On a month-on-month basis, the headline index increased by 1.25 percent in July.
This is a 0.04 percent rate higher than the rate recorded in June (1.21) percent.
The percentage change in the average composite CPI for the 12-month period ending July over the average of the CPI for the previous 12 months was 12.05 percent, representing a 0.15 percent point increase from 11.90 percent recorded in June.
The urban inflation rate increased by 13.40 percent (year-on-year) in July from 13.18 percent recorded in June, while the rural inflation rate increased by 12.28 percent in July from 11.99 percent in June.
On a month-on-month basis, the urban index rose by 1.27 percent in July, up by 0.04 from 1.23 percent recorded in June 2020, while the rural index also rose by 1.23 percent in July up by 0.04 from the rate recorded in June (1.19) percent.
The corresponding 12-month year-on-year average percentage change for the urban index was 12.66 percent in July.
This is higher than the 12.50 percent reported in June, while the corresponding rural inflation rate in July is 11.49 percent, compared to 11.36 percent recorded in June.

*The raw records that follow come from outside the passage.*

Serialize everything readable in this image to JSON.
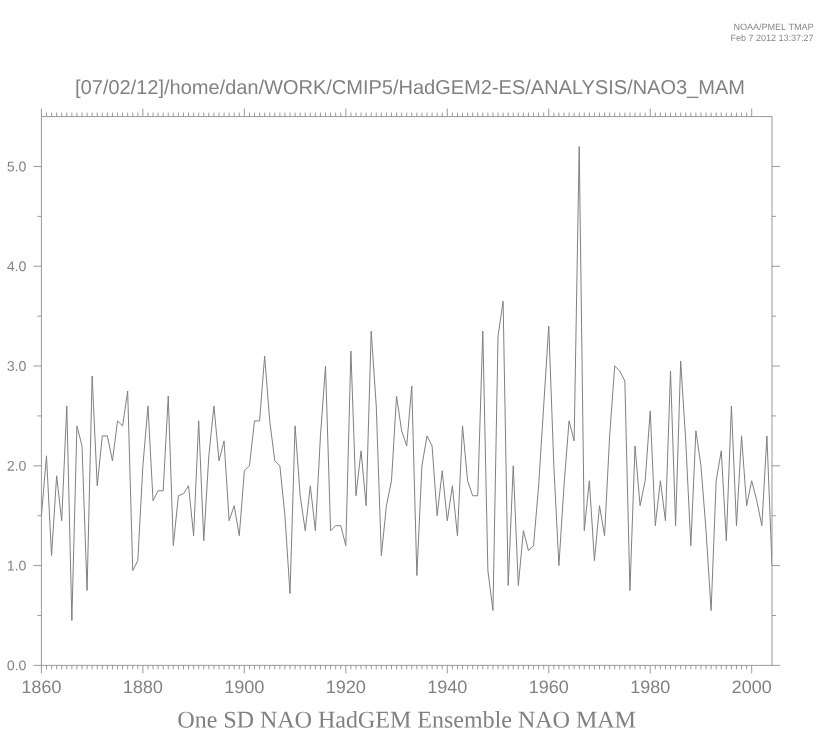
{
  "chart_data": {
    "type": "line",
    "title": "[07/02/12]/home/dan/WORK/CMIP5/HadGEM2-ES/ANALYSIS/NAO3_MAM",
    "xlabel": "One SD NAO HadGEM Ensemble NAO MAM",
    "annotations": [
      "NOAA/PMEL TMAP",
      "Feb  7 2012 13:37:27"
    ],
    "x": [
      1860,
      1861,
      1862,
      1863,
      1864,
      1865,
      1866,
      1867,
      1868,
      1869,
      1870,
      1871,
      1872,
      1873,
      1874,
      1875,
      1876,
      1877,
      1878,
      1879,
      1880,
      1881,
      1882,
      1883,
      1884,
      1885,
      1886,
      1887,
      1888,
      1889,
      1890,
      1891,
      1892,
      1893,
      1894,
      1895,
      1896,
      1897,
      1898,
      1899,
      1900,
      1901,
      1902,
      1903,
      1904,
      1905,
      1906,
      1907,
      1908,
      1909,
      1910,
      1911,
      1912,
      1913,
      1914,
      1915,
      1916,
      1917,
      1918,
      1919,
      1920,
      1921,
      1922,
      1923,
      1924,
      1925,
      1926,
      1927,
      1928,
      1929,
      1930,
      1931,
      1932,
      1933,
      1934,
      1935,
      1936,
      1937,
      1938,
      1939,
      1940,
      1941,
      1942,
      1943,
      1944,
      1945,
      1946,
      1947,
      1948,
      1949,
      1950,
      1951,
      1952,
      1953,
      1954,
      1955,
      1956,
      1957,
      1958,
      1959,
      1960,
      1961,
      1962,
      1963,
      1964,
      1965,
      1966,
      1967,
      1968,
      1969,
      1970,
      1971,
      1972,
      1973,
      1974,
      1975,
      1976,
      1977,
      1978,
      1979,
      1980,
      1981,
      1982,
      1983,
      1984,
      1985,
      1986,
      1987,
      1988,
      1989,
      1990,
      1991,
      1992,
      1993,
      1994,
      1995,
      1996,
      1997,
      1998,
      1999,
      2000,
      2001,
      2002,
      2003,
      2004
    ],
    "values": [
      1.5,
      2.1,
      1.1,
      1.9,
      1.45,
      2.6,
      0.45,
      2.4,
      2.2,
      0.75,
      2.9,
      1.8,
      2.3,
      2.3,
      2.05,
      2.45,
      2.4,
      2.75,
      0.95,
      1.05,
      2.0,
      2.6,
      1.65,
      1.75,
      1.75,
      2.7,
      1.2,
      1.7,
      1.72,
      1.8,
      1.3,
      2.45,
      1.25,
      2.1,
      2.6,
      2.05,
      2.25,
      1.45,
      1.6,
      1.3,
      1.95,
      2.0,
      2.45,
      2.45,
      3.1,
      2.45,
      2.05,
      2.0,
      1.5,
      0.72,
      2.4,
      1.7,
      1.35,
      1.8,
      1.35,
      2.3,
      3.0,
      1.35,
      1.4,
      1.4,
      1.2,
      3.15,
      1.7,
      2.15,
      1.6,
      3.35,
      2.6,
      1.1,
      1.6,
      1.85,
      2.7,
      2.35,
      2.2,
      2.8,
      0.9,
      2.0,
      2.3,
      2.2,
      1.5,
      1.95,
      1.45,
      1.8,
      1.3,
      2.4,
      1.85,
      1.7,
      1.7,
      3.35,
      0.95,
      0.55,
      3.3,
      3.65,
      0.8,
      2.0,
      0.8,
      1.35,
      1.15,
      1.2,
      1.8,
      2.6,
      3.4,
      2.0,
      1.0,
      1.8,
      2.45,
      2.25,
      5.2,
      1.35,
      1.85,
      1.05,
      1.6,
      1.3,
      2.3,
      3.0,
      2.95,
      2.85,
      0.75,
      2.2,
      1.6,
      1.85,
      2.55,
      1.4,
      1.85,
      1.45,
      2.95,
      1.4,
      3.05,
      2.25,
      1.2,
      2.35,
      2.0,
      1.35,
      0.55,
      1.85,
      2.15,
      1.25,
      2.6,
      1.4,
      2.3,
      1.6,
      1.85,
      1.65,
      1.4,
      2.3,
      1.0
    ],
    "color": "#808080",
    "line_style": "solid",
    "xlim": [
      1860,
      2004
    ],
    "ylim": [
      0,
      5.5
    ],
    "xticks": [
      1860,
      1880,
      1900,
      1920,
      1940,
      1960,
      1980,
      2000
    ],
    "yticks": [
      {
        "value": 0,
        "label": "0.0"
      },
      {
        "value": 1,
        "label": "1.0"
      },
      {
        "value": 2,
        "label": "2.0"
      },
      {
        "value": 3,
        "label": "3.0"
      },
      {
        "value": 4,
        "label": "4.0"
      },
      {
        "value": 5,
        "label": "5.0"
      }
    ]
  }
}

In their monthly economic publication on Monday, economists at the Financial Derivatives Company, a renowned economic firm headed by Bismack Rewane, mentioned factors that could have increased the July inflation rate.
In the publication that was made available to one of our correspondents, the FDC team stated that the factors that were likely to push the inflation rate upwards in July were primarily driven by suppliers’ reaction to the 20.4 percent increase in the price of petrol to N148.7/litre.
They outlined other factors to include the limited impact of foreign exchange rationing and its pass-through effect on retail prices, and the lingering effect of supply chain disruption at a time of partial reopening of the economy.
“Whilst July is the beginning of the harvest season, the impact of the harvest is likely to be felt more in the months of August and September,” the FDC stated.
A professor of Capital Market at the Nasarawa State University, Prof. Uche Uwalaka, said the rising inflation in the country amidst a downturn in economic activities was quite worrisome.
He said, “It is stagflation which further complicates monetary policy against the backdrop of forex market illiquidity and rising unemployment similar to the country’s experience during the 2016-2017 recession.
“This upward inflationary trend is the pass-through to commodity prices of increase in VAT and the pump price of fuel, border closure, COVID-19 impact on supply chains and insecurity in the food belt regions of Nigeria.
It is also a reflection of the high exchange rate.”
The best way to rein in the rising inflation is for monetary and fiscal policies to synchronize in addressing the major inflation driver which is the food component that is in excess of 15 percent, he added.